Flumbing culture: Notes on the Pop ApocalypseBy Alice Bolin
The modern era is overwhelming. There are so many things to look at, so many applications to follow our calorie contribution, our rules, what our friends and our celebrities of emotional support do. There is so much suffering, so many trauma and so many men whitening myths of magnitude in order to control our daily life. How does an individual give meaning to all of this? According to Alice Bolin’s new test book, “Culture creep: notes on the pop apocalypse”, the answer is cult thought.
“All decisions are exhausting,” writes Bolin. “Part of us aspires to give in control and ask someone else to tell us what to do.” And so we have, on the whole, gave in lives “shaped by group thought and indoctrination”. In the process, we – each of us, according to Bolin – have played directly in the hands of a capitalist system which seeks to keep us accomplices and to wipe our bank accounts.
Bolin’s first test book, “Dead girls“Explored the American obsession for women victims. Now Bolin turns his eye to the average social manipulation of Americans by the industries that created everything, “surprising regression” among women in the 1950s within the limits of the house, Gamergate and the climb of Donald Trump. In a world where each data point is collected by the machine.

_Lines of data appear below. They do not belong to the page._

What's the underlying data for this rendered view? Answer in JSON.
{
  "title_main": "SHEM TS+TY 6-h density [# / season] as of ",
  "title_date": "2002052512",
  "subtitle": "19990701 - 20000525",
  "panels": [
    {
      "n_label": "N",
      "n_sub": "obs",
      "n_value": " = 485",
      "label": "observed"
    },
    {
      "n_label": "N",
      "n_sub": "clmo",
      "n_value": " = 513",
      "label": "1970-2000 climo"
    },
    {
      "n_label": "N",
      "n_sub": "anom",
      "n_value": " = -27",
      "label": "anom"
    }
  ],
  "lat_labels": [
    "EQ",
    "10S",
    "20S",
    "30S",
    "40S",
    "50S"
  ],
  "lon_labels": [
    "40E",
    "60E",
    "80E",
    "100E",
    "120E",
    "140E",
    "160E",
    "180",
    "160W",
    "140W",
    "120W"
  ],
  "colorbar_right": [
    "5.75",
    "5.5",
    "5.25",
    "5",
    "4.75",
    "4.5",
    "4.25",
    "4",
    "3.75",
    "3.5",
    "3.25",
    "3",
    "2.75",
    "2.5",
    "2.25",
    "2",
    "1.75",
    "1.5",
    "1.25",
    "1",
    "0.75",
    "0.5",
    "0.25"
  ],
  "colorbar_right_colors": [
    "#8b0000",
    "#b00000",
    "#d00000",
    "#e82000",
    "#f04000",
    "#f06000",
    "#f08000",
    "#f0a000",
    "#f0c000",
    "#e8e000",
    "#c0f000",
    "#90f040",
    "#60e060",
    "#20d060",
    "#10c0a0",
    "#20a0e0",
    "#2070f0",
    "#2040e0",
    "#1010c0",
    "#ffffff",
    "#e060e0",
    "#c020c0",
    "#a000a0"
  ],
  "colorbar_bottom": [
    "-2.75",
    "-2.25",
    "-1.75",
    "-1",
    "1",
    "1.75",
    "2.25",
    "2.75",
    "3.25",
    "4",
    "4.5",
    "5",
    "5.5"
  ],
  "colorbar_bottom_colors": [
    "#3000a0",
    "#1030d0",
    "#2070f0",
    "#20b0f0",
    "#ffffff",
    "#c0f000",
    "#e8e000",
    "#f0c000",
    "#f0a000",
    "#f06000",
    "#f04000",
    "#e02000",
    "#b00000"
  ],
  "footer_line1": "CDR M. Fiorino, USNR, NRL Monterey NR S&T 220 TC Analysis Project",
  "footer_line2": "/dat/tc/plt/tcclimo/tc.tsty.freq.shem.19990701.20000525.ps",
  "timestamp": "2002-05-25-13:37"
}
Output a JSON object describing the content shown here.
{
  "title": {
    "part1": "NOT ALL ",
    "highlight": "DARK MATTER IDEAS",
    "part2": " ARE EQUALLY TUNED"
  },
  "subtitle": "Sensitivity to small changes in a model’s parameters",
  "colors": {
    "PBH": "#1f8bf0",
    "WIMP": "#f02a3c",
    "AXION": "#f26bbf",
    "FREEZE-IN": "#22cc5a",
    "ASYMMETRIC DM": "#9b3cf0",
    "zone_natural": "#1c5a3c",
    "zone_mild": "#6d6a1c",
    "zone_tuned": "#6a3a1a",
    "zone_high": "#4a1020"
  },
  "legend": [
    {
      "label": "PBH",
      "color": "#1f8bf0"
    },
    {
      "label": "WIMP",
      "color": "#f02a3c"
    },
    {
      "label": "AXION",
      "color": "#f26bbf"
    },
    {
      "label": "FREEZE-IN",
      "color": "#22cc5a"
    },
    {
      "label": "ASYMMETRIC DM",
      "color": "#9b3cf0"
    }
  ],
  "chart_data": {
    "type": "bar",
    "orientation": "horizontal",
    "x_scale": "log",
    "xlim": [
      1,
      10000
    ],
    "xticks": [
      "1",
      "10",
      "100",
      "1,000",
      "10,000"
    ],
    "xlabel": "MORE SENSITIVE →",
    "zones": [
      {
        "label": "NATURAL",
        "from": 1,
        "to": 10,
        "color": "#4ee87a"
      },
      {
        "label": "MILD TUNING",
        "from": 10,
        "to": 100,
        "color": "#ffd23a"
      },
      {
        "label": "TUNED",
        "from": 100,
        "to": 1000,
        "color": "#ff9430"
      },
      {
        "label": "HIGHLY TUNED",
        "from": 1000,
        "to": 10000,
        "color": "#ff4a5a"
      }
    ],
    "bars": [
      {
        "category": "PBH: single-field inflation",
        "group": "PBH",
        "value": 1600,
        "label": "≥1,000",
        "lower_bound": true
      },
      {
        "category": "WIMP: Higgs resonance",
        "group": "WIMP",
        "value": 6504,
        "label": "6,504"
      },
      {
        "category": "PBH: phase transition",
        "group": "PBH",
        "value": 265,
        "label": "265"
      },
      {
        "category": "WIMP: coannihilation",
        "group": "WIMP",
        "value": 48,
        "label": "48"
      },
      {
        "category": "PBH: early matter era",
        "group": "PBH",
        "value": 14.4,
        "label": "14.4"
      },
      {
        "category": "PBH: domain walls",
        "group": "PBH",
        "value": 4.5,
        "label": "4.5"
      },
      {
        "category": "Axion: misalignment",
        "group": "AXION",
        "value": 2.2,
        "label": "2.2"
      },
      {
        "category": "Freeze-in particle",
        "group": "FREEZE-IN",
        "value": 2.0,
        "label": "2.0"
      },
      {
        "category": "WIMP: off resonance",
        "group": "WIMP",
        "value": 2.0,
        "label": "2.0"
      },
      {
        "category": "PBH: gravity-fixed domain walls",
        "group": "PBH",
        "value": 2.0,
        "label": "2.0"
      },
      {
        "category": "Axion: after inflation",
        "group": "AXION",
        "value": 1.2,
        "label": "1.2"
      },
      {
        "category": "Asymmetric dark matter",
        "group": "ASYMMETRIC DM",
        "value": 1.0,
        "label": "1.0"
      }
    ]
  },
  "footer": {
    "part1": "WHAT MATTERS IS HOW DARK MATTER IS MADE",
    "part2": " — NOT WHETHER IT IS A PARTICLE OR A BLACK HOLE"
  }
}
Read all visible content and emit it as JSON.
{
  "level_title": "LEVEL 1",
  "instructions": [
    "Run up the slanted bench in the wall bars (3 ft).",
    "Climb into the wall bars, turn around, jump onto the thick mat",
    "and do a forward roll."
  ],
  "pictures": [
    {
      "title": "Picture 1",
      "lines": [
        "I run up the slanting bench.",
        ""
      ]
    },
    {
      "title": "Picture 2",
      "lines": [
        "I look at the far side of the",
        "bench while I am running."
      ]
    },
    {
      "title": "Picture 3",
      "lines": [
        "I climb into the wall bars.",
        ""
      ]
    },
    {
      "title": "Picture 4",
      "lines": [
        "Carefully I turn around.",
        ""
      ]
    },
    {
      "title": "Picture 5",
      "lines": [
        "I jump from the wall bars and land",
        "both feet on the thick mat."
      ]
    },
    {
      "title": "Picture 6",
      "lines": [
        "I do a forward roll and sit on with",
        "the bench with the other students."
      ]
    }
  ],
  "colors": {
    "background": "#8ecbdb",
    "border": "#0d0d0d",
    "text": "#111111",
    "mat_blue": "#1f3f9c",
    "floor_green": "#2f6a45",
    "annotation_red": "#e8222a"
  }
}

Bolin describes the three main subjects of the book as “cults, control of the thought of companies and end of the world as we know it”, and it covers them in seven itinerant trials all linked to Catch-22 to try to exist as an individual at a hyperconnected era. Often, these wanderings make it difficult for the reader to identify a central gathering point for Bolin’s reflections, although it manages to strike sharp truths. The “founder” excuses the “American mania for founding myths”, including Elizabeth Holmes, Sam Bankman Fried and Elon Musk are only the most modern iterations. “The narrative impulse comes from our own story of epic origin,” she writes about the founding fathers, “whose inspiring opening Salvo, a poetic ode to all men created, was perhaps more marketing than the real game plan.”